Blacklisted media: Bernard Arnault promises to be “intractable” with LVMH executives who speak to these seven newspapers
|Bernard Arnault. MAXPPP – Vincent Isore
Bernard Arnault, à la tête du numéro un mondial du luxe LVMH, a signifié aux cadres du groupe une "interdiction absolue de parler" à sept médias français affirme mercredi l'un d'eux, La Lettre, qui reproduit un mail attribué au milliardaire.
In an email entitled “Recommendations”, dated January 17 and sent to 16 people, most of them members of the group's executive committee, the French CEO concludes by “attaching a list of publications to which (he) asks to respect an absolute ban on speaking”.
The media concerned are: La Lettre, Glitz Paris, Miss Tweed, L'Informé, Puck (US), Mediapart, Le Canard Enchaîné as well as "all other confidential letters or pages of the same type that exist or could be created".
Le mail de Bernard Arnault à tous les dirigeants de LVMH leur interdisant sous peine de licenciement (« Je serai intraitable ») de parler aux journalistes de sept médias trop curieux et indépendants dont @Mediapart ⤵️ https://t.co/2Z3DjWQPYh pic.twitter.com/RRK2k7WwSp
— Edwy Plenel (@edwyplenel) September 18, 2024
Contacted by AFP, the French group did not comment.
Senior executives of the group
Among the recipients of this document reproduced by La Lettre are his daughter Delphine Arnault, CEO of Christian Dior Couture, Chantal Gaemperle, director of human resources at LVMH, Jean-Jacques Guiony, the group's financial director, and Pietro Beccari, CEO of Louis Vuitton.
“Our group is an object of major interest to the media”, Mr. Arnault writes in the preamble.

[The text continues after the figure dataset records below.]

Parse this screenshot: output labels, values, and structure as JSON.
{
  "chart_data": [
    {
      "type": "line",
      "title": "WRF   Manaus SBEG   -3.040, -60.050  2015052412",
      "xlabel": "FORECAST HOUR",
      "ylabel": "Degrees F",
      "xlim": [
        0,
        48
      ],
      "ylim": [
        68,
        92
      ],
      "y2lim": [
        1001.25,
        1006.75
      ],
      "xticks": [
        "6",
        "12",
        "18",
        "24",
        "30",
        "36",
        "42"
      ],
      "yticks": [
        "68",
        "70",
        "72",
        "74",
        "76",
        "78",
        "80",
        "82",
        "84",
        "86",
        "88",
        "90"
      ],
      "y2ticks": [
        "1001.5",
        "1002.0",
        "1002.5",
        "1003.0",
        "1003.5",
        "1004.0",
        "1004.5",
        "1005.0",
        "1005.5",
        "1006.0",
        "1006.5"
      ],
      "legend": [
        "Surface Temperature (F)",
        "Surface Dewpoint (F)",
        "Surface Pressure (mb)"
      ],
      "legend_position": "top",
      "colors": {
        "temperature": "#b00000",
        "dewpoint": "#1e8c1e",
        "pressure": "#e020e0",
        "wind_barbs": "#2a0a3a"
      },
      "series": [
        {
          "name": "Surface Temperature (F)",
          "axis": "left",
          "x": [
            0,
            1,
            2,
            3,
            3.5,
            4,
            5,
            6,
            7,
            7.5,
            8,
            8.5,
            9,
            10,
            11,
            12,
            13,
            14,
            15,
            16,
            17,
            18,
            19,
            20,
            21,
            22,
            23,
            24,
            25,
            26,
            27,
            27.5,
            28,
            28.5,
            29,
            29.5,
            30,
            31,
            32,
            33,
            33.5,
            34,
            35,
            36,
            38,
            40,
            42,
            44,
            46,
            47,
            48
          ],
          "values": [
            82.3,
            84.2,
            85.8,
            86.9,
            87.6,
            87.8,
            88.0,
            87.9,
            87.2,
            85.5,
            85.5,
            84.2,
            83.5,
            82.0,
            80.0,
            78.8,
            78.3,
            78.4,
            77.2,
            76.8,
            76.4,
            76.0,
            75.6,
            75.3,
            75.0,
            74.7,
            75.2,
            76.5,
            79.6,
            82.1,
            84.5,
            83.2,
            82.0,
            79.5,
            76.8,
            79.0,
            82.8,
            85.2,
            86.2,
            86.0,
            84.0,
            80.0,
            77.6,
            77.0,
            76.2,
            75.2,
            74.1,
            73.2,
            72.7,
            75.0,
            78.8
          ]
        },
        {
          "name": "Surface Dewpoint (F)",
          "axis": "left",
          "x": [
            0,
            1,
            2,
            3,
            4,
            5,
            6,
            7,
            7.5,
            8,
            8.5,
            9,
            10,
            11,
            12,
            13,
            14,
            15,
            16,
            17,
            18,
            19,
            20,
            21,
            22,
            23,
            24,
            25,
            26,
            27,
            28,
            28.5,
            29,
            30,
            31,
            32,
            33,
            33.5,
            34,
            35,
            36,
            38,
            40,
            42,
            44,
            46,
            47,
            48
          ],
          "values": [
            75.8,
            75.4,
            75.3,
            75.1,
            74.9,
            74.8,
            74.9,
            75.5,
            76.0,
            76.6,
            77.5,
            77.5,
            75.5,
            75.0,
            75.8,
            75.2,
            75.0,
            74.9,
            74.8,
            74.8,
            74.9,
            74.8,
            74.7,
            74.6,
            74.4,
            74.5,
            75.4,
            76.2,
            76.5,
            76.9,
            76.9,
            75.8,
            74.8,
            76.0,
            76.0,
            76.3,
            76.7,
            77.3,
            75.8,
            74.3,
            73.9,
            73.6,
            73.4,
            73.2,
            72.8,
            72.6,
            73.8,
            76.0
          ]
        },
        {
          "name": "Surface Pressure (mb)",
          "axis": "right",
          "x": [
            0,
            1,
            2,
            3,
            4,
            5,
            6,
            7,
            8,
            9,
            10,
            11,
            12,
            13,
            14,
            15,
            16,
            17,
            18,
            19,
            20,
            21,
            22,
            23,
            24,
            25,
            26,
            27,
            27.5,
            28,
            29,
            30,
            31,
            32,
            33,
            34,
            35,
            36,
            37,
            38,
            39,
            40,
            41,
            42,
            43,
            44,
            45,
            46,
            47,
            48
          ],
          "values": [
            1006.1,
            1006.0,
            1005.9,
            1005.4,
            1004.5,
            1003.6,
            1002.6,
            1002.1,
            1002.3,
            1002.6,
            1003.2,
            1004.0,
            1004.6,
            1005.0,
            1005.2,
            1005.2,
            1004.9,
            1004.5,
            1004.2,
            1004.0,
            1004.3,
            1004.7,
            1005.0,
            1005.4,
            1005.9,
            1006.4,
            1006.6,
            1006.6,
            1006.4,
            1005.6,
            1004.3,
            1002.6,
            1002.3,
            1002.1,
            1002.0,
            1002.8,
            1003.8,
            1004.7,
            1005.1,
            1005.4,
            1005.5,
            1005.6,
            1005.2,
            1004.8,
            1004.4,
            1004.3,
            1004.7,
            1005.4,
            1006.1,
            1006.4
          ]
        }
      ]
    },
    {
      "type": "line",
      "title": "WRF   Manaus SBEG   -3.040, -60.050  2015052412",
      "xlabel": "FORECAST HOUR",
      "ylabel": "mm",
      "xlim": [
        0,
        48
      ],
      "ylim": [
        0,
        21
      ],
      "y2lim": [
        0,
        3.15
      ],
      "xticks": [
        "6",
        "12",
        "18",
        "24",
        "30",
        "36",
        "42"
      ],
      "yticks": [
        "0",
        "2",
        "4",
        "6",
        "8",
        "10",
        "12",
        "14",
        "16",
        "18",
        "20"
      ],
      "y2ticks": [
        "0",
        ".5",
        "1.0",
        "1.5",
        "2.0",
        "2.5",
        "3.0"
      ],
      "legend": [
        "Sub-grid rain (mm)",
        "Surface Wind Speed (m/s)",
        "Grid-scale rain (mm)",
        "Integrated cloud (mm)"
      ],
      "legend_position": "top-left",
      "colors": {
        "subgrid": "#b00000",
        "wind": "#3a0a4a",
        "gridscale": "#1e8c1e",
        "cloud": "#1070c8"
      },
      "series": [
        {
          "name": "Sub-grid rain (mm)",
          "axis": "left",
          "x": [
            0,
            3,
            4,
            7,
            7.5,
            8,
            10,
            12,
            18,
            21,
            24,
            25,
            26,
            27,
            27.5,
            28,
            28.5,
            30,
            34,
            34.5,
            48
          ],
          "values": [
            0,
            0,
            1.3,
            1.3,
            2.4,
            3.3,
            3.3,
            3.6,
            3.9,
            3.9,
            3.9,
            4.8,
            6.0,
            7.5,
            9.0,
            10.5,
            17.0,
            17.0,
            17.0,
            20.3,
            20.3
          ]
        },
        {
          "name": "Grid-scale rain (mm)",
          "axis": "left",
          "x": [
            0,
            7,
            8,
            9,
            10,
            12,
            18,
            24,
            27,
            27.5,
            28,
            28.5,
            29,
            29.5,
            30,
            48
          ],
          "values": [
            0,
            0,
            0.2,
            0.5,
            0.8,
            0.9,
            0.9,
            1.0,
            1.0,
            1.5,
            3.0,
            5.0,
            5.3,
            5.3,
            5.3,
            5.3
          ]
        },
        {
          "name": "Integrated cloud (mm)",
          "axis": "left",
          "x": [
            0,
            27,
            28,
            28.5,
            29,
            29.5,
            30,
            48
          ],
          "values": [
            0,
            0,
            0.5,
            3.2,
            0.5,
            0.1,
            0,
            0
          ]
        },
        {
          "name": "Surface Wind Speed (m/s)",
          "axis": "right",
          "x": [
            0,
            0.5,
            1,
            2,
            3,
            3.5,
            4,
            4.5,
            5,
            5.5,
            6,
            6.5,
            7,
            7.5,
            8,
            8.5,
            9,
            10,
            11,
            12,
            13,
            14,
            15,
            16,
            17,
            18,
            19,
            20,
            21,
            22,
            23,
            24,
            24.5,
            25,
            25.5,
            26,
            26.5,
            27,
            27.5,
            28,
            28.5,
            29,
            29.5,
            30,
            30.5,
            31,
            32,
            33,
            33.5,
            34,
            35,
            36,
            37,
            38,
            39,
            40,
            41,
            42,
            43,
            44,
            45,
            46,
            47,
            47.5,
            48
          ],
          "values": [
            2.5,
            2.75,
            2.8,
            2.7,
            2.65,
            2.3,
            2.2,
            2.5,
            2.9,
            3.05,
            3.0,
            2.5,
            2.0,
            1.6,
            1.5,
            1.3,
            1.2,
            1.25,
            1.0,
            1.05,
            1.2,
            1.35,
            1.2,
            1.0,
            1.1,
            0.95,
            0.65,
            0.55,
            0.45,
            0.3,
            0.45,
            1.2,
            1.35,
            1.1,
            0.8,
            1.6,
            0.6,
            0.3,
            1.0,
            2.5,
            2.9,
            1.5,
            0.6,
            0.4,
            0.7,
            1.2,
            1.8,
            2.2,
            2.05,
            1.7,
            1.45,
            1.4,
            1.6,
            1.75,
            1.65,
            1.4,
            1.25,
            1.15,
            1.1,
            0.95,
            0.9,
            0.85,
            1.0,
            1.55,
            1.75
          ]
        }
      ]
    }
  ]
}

“Unscrupulous journalists”
But “the media are also looking for +confidential+ information from internal sources outside the communication channels that we have set up, not to mention biased publications, most of the time of a negative nature, so-called confidential letters, so-called investigative sites that use the public's attraction to luxury to attract a new readership in a racy manner”, deplores the CEO.
Bernard Arnault says there “formally condemn any behavior consisting of maintaining relations with unscrupulous journalists and giving them information or comments on the life of the group".
"Considered a serious fault"
The CEO of LVMH "reminds everyone of the strict prohibition on communicating information or comments on the family" and warns that he "will be intractable in the face of any breach of these rules, which would mark for (him) an intolerable lack of loyalty".
He asks his executives “to transmit these recommendations to the main division managers, making it clear to them that any failure to comply with them (and this will inevitably be known) will be considered serious misconduct, with the consequences attached”, according to La Lettre.
At the head of LVMH, which has more than 70 fashion, leather goods, wine, spirits, perfume and jewelry brands, billionaire Bernard Arnault also owns the French daily newspapers Le Parisien and Les Échos.